Friday, March 19, 2010
#41: Henry V
The first of the three major Olivier Shakespeare adaptations, Henry V is still relevant in its historical context (the film was made while World War II was still raging, and was meant to inspire with rousing patriotism), and the structure is perhaps the most unique of any Shakespeare film to date. Of the Shakespeare adaptations that preserve the original dialog, Baz Luhrman's Romeo and Juliet is probably the only film that can compete with this for most original production (sorry, Orson).
This is because the movie starts out on stage, in a performance of the play circa 1600 in Shakespeare's Globe theater, before moving to a more surreal, almost two-dimensional setting, which transitions into the more realistic depiction of the battle at Agincourt. This structure makes the film far more interesting conceptually than Olivier's later Richard III, but it doesn't particularly make the play's events any more compelling.
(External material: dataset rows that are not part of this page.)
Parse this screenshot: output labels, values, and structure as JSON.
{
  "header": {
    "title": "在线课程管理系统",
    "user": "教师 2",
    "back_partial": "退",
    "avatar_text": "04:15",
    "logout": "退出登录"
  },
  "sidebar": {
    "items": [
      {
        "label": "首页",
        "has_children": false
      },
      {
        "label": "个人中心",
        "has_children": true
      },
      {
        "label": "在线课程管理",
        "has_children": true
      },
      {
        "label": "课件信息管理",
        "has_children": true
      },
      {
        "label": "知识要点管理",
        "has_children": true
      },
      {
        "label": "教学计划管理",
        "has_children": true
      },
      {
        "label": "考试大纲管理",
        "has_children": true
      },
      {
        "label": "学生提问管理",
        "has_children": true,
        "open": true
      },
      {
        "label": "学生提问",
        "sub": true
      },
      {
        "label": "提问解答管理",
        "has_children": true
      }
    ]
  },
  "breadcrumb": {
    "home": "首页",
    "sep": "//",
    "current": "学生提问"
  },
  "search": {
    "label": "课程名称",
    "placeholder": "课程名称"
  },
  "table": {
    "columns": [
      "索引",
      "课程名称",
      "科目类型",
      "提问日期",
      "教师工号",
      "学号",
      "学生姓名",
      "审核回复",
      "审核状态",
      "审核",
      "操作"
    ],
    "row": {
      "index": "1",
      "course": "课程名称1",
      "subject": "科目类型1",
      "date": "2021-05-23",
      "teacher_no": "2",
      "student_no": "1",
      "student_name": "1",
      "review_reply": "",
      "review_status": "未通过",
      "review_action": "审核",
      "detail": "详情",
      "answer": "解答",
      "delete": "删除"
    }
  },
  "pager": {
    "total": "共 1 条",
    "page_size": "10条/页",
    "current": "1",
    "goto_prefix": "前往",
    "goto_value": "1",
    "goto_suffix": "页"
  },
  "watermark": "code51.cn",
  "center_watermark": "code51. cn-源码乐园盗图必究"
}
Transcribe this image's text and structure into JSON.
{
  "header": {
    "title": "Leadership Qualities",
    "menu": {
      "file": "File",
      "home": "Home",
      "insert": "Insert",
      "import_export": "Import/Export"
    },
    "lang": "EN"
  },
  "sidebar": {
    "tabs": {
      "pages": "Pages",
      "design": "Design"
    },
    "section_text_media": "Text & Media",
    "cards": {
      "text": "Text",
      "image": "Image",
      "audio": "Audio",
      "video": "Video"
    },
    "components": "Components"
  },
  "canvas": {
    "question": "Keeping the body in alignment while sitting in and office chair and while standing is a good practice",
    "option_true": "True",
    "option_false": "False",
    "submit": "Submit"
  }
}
It remains amazing to me that this film and Olivier's subsequent adaptations were successful not just in their native land but in the US, with general audiences. I like to think that we are not, in fact, growing dumber as a country, but the short attention spans of today's audiences would be no match for this movie's lumbering pace. It is often amazing how poorly the most popular films of a time can age - and in fact many of the most successful movies of the era were miserable. But Henry V doesn't seem bad, it just seems dry. Why would a play written four hundred years ago still have resonance fifty years ago, but not today?